DÉCRET N° 2010-727 fixant les conditions dans lesquelles des navires battant pavillon d'un État étranger peuvent être autorisés à pêcher dans la zone économique située au large des côtes de Mayotte
Du 29 juin 2010NOR O M E O 1 0 1 1 2 6 4 D
Le Premier ministre,
Sur le rapport du ministre de l'intérieur, de l'outre-mer et des collectivités territoriales,
Vu l'accord portant création de la commission des thons de l'océan Indien adopté le 25 novembre 1993 ;
Vu l'accord aux fins de l'application des dispositions de la convention des Nations unies sur le droit de la mer du 10 décembre 1982 relatives à la conservation et à la gestion des stocks de poissons dont les déplacements s'effectuent tant à l'intérieur qu'au-delà de zones économiques exclusives (stocks chevauchants) et des stocks de poissons grands migrateurs ouvert à la signature à New York le 4 décembre 1995 ;
Vu le code général des collectivités territoriales ;
Vu la loi n° 76-655 du 16 juillet 1976 modifiée relative à la zone économique au large des côtes du territoire de la République ;
Vu la loi n° 83-582 du 5 juillet 1983 relative au régime de la saisie et complétant la liste des agents habilités à constater les infractions dans le domaine des pêches maritimes ;
Vu le décret du 9 janvier 1852 sur l'exercice de la pêche maritime, modifié notamment par la loi n° 2009-594 du 27 mai 2009 pour le développement économique des outre-mer, en particulier les articles 9 et 13 de ce décret ;
Vu le décret n° 77-1067 du 12 septembre 1977 définissant les lignes de base droites servant à la détermination des lignes de base à partir desquelles est mesurée la largeur des eaux territoriales françaises adjacentes à la collectivité territoriale de Mayotte ;
Vu le décret n° 78-149 du 3 février 1978 portant création, en application de la loi du 16 juillet 1976, d'une zone économique au large des côtes de la collectivité territoriale de Mayotte ;
Vu le décret n° 78-963 du 19 septembre 1978 modifié fixant les conditions dans lesquelles certains navires étrangers pourront obtenir des droits de pêche dans les zones économiques qui ont été créées au large des côtes des territoires d'outre-mer et de la collectivité territoriale de Mayotte ;
Vu le décret n° 84-846 du 12 septembre 1984 fixant les modalités d'application de la loi n° 83-582 du 5 juillet 1983 relative au régime de la saisie et complétant la liste des agents habilités à constater les infractions dans le domaine des pêches maritimes ;
Vu le décret n° 89-1018 du 22 décembre 1989 portant application du décret du 9 janvier 1852 modifié sur l'exercice de la pêche maritime en ce qui concerne la détermination de la taille minimale de capture de certains poissons et autres animaux marins ;
Vu le décret n° 90-95 du 25 janvier 1990 modifié fixant les conditions générales d'exercice de la pêche maritime dans les zones de pêche non couvertes par la réglementation communautaire de conservation et de gestion ;
Vu le décret n° 97-156 du 19 février 1997 portant organisation des services déconcentrés des affaires maritimes,
Décrète :
Article 1er
L'exercice de la pêche par des navires battant pavillon d'un État étranger dans la zone économique de Mayotte est subordonné à l'octroi d'une licence dans les conditions prévues aux articles suivants.

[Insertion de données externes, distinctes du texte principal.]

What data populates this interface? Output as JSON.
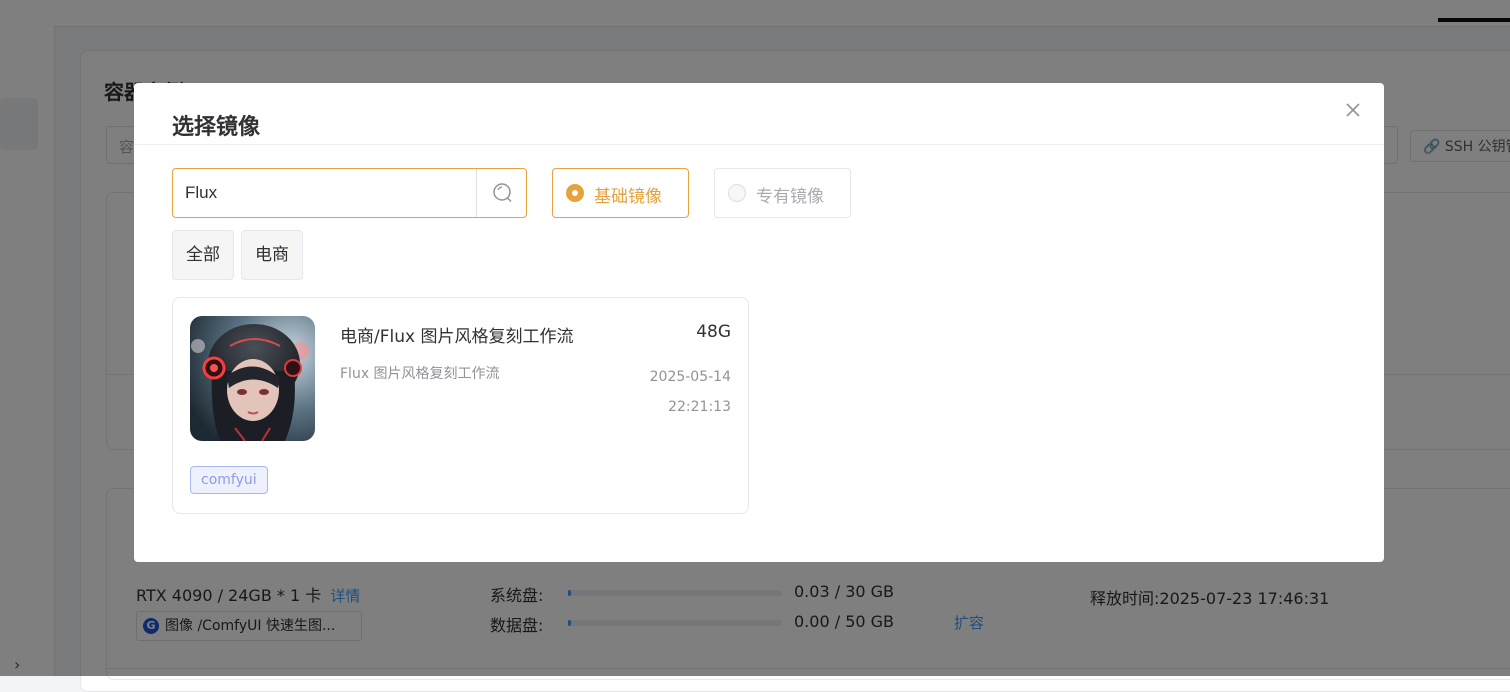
{
  "background": {
    "page_title": "容器实例",
    "filter_placeholder": "容",
    "ssh_button": "SSH 公钥管理",
    "instance": {
      "gpu": "RTX 4090 / 24GB  *  1 卡",
      "detail_link": "详情",
      "image_chip": "图像 /ComfyUI 快速生图...",
      "system_disk_label": "系统盘:",
      "system_disk_value": "0.03 / 30 GB",
      "system_disk_usage": 0.001,
      "data_disk_label": "数据盘:",
      "data_disk_value": "0.00 / 50 GB",
      "data_disk_usage": 0.0,
      "expand_link": "扩容",
      "release_time": "释放时间:2025-07-23 17:46:31"
    }
  },
  "dialog": {
    "title": "选择镜像",
    "search_value": "Flux",
    "radios": [
      {
        "label": "基础镜像",
        "checked": true
      },
      {
        "label": "专有镜像",
        "checked": false
      }
    ],
    "categories": [
      "全部",
      "电商"
    ],
    "results": [
      {
        "title": "电商/Flux 图片风格复刻工作流",
        "size": "48G",
        "description": "Flux 图片风格复刻工作流",
        "date": "2025-05-14",
        "time": "22:21:13",
        "tag": "comfyui"
      }
    ]
  },
  "colors": {
    "accent": "#e6a23c",
    "link": "#409eff",
    "tag_bg": "#eef1fd",
    "tag_text": "#8c9ce8"
  }
}
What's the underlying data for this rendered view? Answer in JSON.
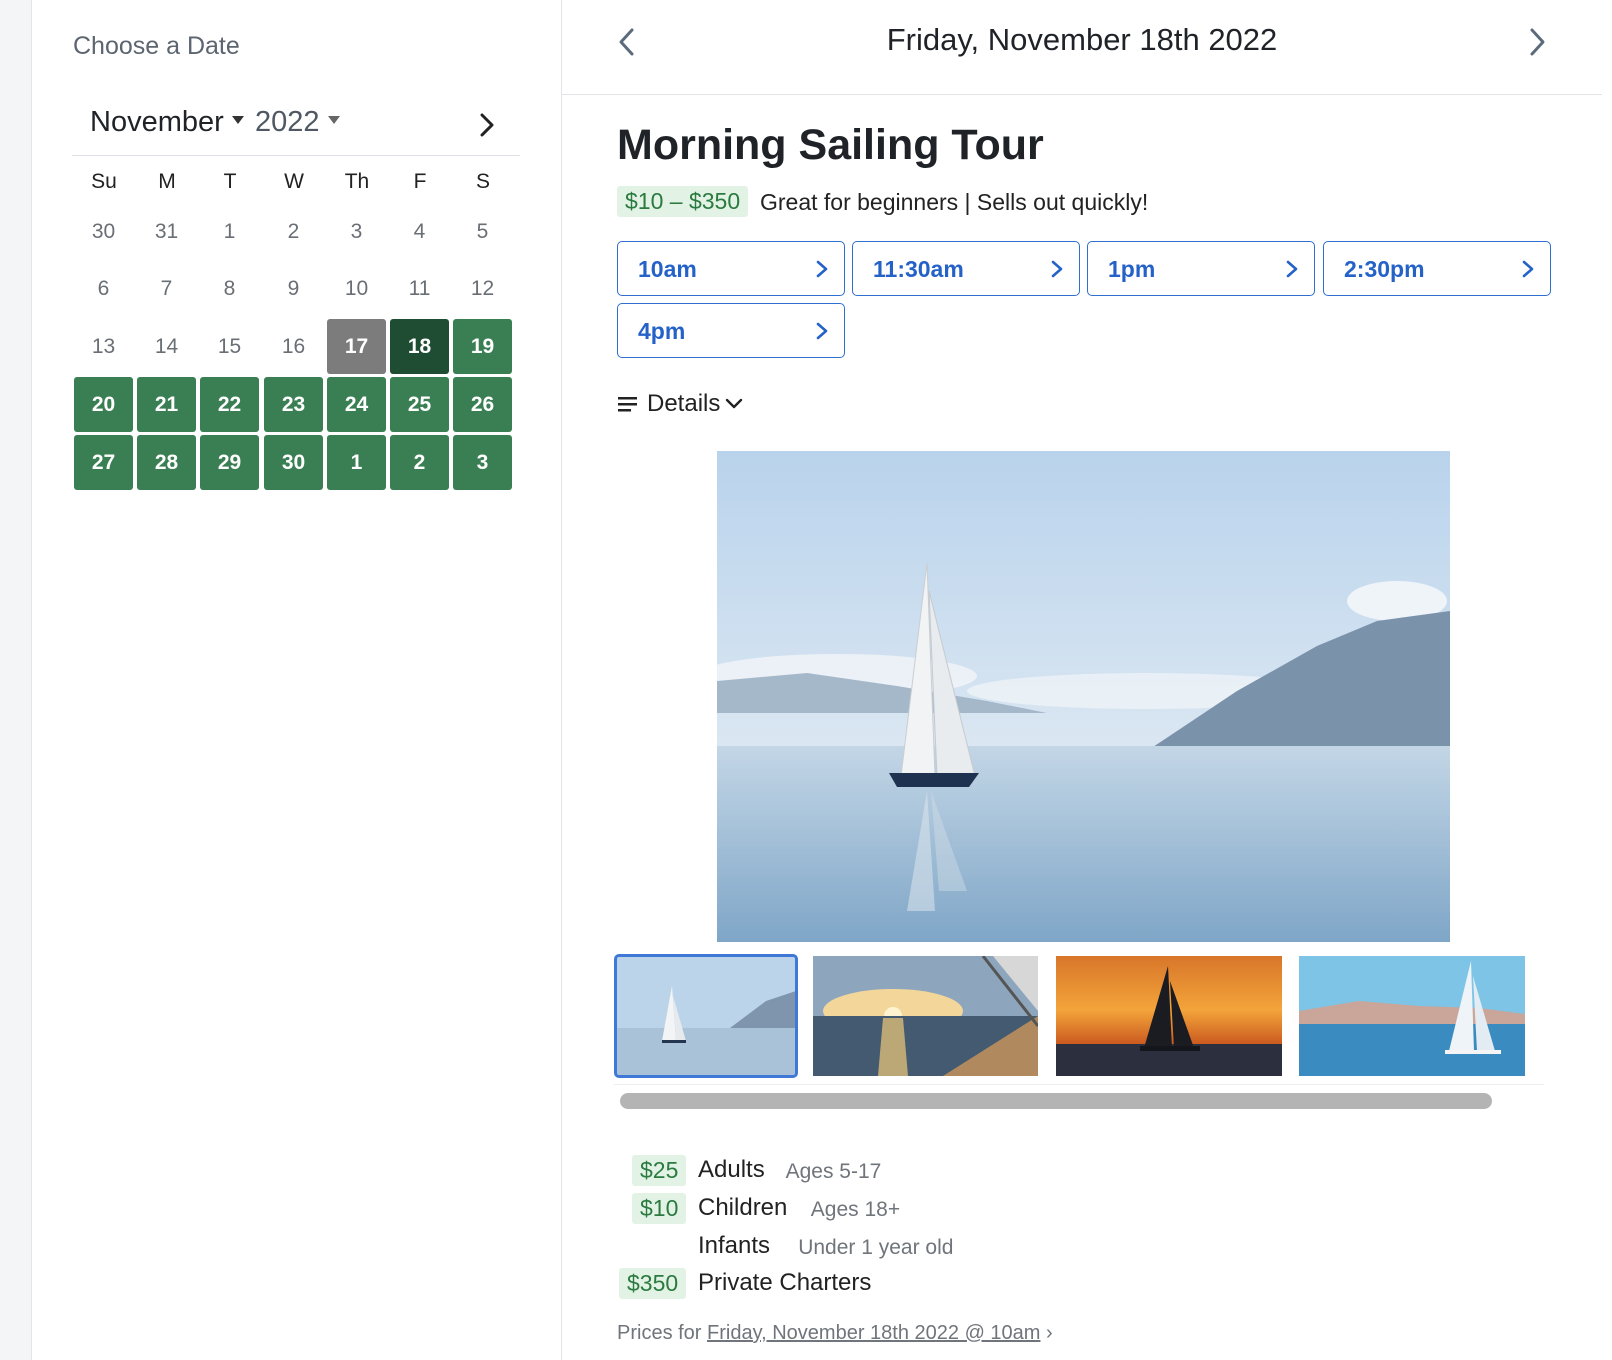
{
  "calendar": {
    "heading": "Choose a Date",
    "month": "November",
    "year": "2022",
    "weekdays": [
      "Su",
      "M",
      "T",
      "W",
      "Th",
      "F",
      "S"
    ],
    "days": [
      {
        "d": "30",
        "s": "muted"
      },
      {
        "d": "31",
        "s": "muted"
      },
      {
        "d": "1",
        "s": "muted"
      },
      {
        "d": "2",
        "s": "muted"
      },
      {
        "d": "3",
        "s": "muted"
      },
      {
        "d": "4",
        "s": "muted"
      },
      {
        "d": "5",
        "s": "muted"
      },
      {
        "d": "6",
        "s": "muted"
      },
      {
        "d": "7",
        "s": "muted"
      },
      {
        "d": "8",
        "s": "muted"
      },
      {
        "d": "9",
        "s": "muted"
      },
      {
        "d": "10",
        "s": "muted"
      },
      {
        "d": "11",
        "s": "muted"
      },
      {
        "d": "12",
        "s": "muted"
      },
      {
        "d": "13",
        "s": "muted"
      },
      {
        "d": "14",
        "s": "muted"
      },
      {
        "d": "15",
        "s": "muted"
      },
      {
        "d": "16",
        "s": "muted"
      },
      {
        "d": "17",
        "s": "today"
      },
      {
        "d": "18",
        "s": "selected"
      },
      {
        "d": "19",
        "s": "avail"
      },
      {
        "d": "20",
        "s": "avail"
      },
      {
        "d": "21",
        "s": "avail"
      },
      {
        "d": "22",
        "s": "avail"
      },
      {
        "d": "23",
        "s": "avail"
      },
      {
        "d": "24",
        "s": "avail"
      },
      {
        "d": "25",
        "s": "avail"
      },
      {
        "d": "26",
        "s": "avail"
      },
      {
        "d": "27",
        "s": "avail"
      },
      {
        "d": "28",
        "s": "avail"
      },
      {
        "d": "29",
        "s": "avail"
      },
      {
        "d": "30",
        "s": "avail"
      },
      {
        "d": "1",
        "s": "avail"
      },
      {
        "d": "2",
        "s": "avail"
      },
      {
        "d": "3",
        "s": "avail"
      }
    ]
  },
  "header": {
    "date_title": "Friday, November 18th 2022"
  },
  "tour": {
    "title": "Morning Sailing Tour",
    "price_range": "$10 – $350",
    "tagline": "Great for beginners | Sells out quickly!",
    "times": [
      "10am",
      "11:30am",
      "1pm",
      "2:30pm",
      "4pm"
    ],
    "details_label": "Details"
  },
  "gallery": {
    "thumbnails": [
      "calm-lake-sailboat",
      "sunset-deck-view",
      "orange-sunset-catamaran",
      "blue-sky-sailboat"
    ]
  },
  "pricing": {
    "rows": [
      {
        "price": "$25",
        "label": "Adults",
        "sub": "Ages 5-17"
      },
      {
        "price": "$10",
        "label": "Children",
        "sub": "Ages 18+"
      },
      {
        "price": "",
        "label": "Infants",
        "sub": "Under 1 year old"
      },
      {
        "price": "$350",
        "label": "Private Charters",
        "sub": ""
      }
    ],
    "prices_for_prefix": "Prices for",
    "prices_for_link": "Friday, November 18th 2022 @ 10am",
    "prices_for_suffix": "›"
  },
  "colors": {
    "available_day": "#3a7f53",
    "selected_day": "#1f4d33",
    "today_day": "#7c7c7c",
    "time_button": "#2462c8",
    "price_badge_bg": "#e2f3e6"
  }
}
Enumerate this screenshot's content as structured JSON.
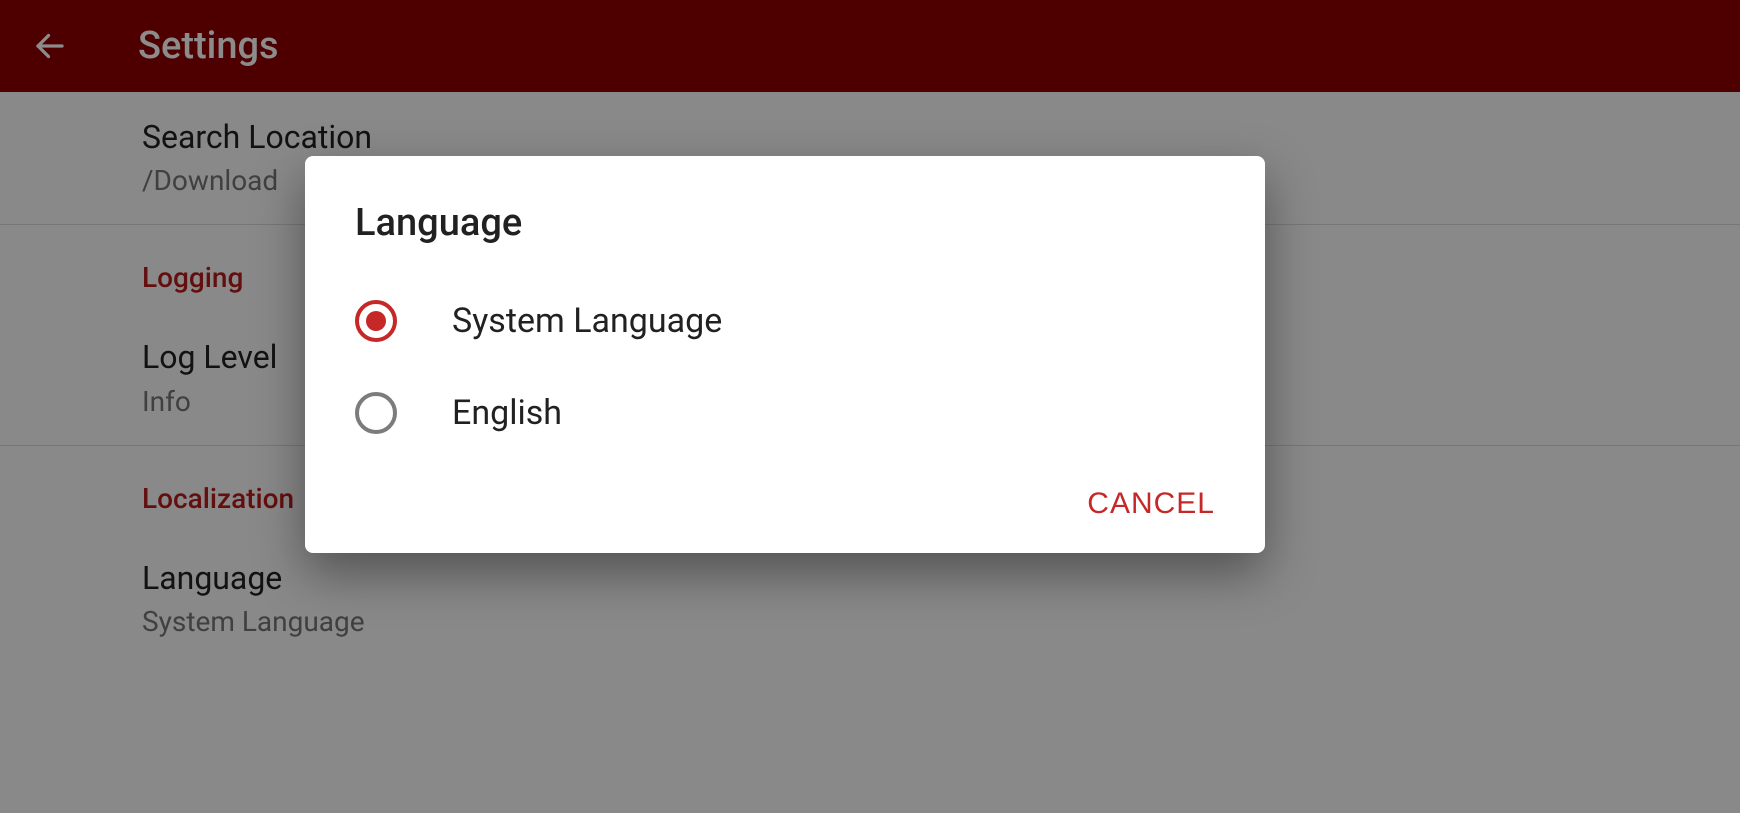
{
  "header": {
    "title": "Settings"
  },
  "settings": {
    "search_location": {
      "title": "Search Location",
      "value": "/Download"
    },
    "logging_header": "Logging",
    "log_level": {
      "title": "Log Level",
      "value": "Info"
    },
    "localization_header": "Localization",
    "language": {
      "title": "Language",
      "value": "System Language"
    }
  },
  "dialog": {
    "title": "Language",
    "options": {
      "0": {
        "label": "System Language",
        "selected": true
      },
      "1": {
        "label": "English",
        "selected": false
      }
    },
    "cancel_label": "CANCEL"
  },
  "colors": {
    "primary": "#8e0000",
    "accent": "#c62828"
  }
}
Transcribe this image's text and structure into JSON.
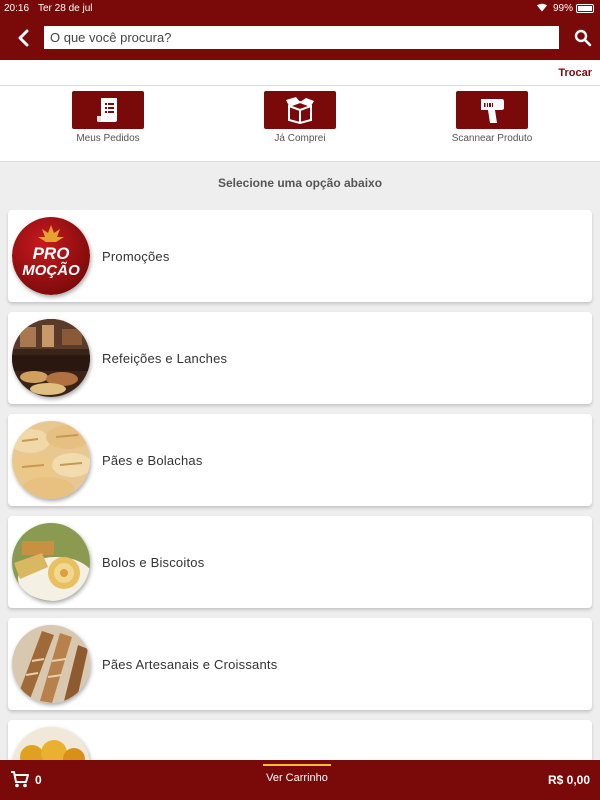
{
  "status_bar": {
    "time": "20:16",
    "date": "Ter 28 de jul",
    "battery": "99%"
  },
  "search": {
    "placeholder": "O que você procura?"
  },
  "store": {
    "change_label": "Trocar"
  },
  "actions": [
    {
      "label": "Meus Pedidos",
      "icon": "receipt-icon"
    },
    {
      "label": "Já Comprei",
      "icon": "box-icon"
    },
    {
      "label": "Scannear Produto",
      "icon": "barcode-scanner-icon"
    }
  ],
  "section_title": "Selecione uma opção abaixo",
  "categories": [
    {
      "name": "Promoções",
      "badge_line1": "PRO",
      "badge_line2": "MOÇÃO"
    },
    {
      "name": "Refeições e Lanches"
    },
    {
      "name": "Pães e Bolachas"
    },
    {
      "name": "Bolos e Biscoitos"
    },
    {
      "name": "Pães Artesanais e Croissants"
    },
    {
      "name": ""
    }
  ],
  "cart": {
    "count": "0",
    "view_label": "Ver Carrinho",
    "total": "R$ 0,00"
  },
  "colors": {
    "brand": "#7a0a0a",
    "accent": "#f0c030"
  }
}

Les navires d'assistance étrangers opérant dans la zone économique de Mayotte doivent également disposer d'une licence et sont soumis aux mêmes obligations.
L'exercice de la pêche par d'autres navires étrangers que ceux disposant d'une licence est interdite.
Article 2
Les dispositions du présent décret ne sont pas applicables à l'exercice de la pêche expérimentale ou scientifique. Celle-ci est subordonnée à l'obtention d'une licence spéciale délivrée par le préfet de Mayotte.
Le préfet de Mayotte réglemente l'exercice de cette pêche.
Article 3
Les licences sont délivrées par décision du préfet de Mayotte après avis du ministre des affaires étrangères, du ministre chargé de la pêche maritime et du ministre chargé de l'outre-mer.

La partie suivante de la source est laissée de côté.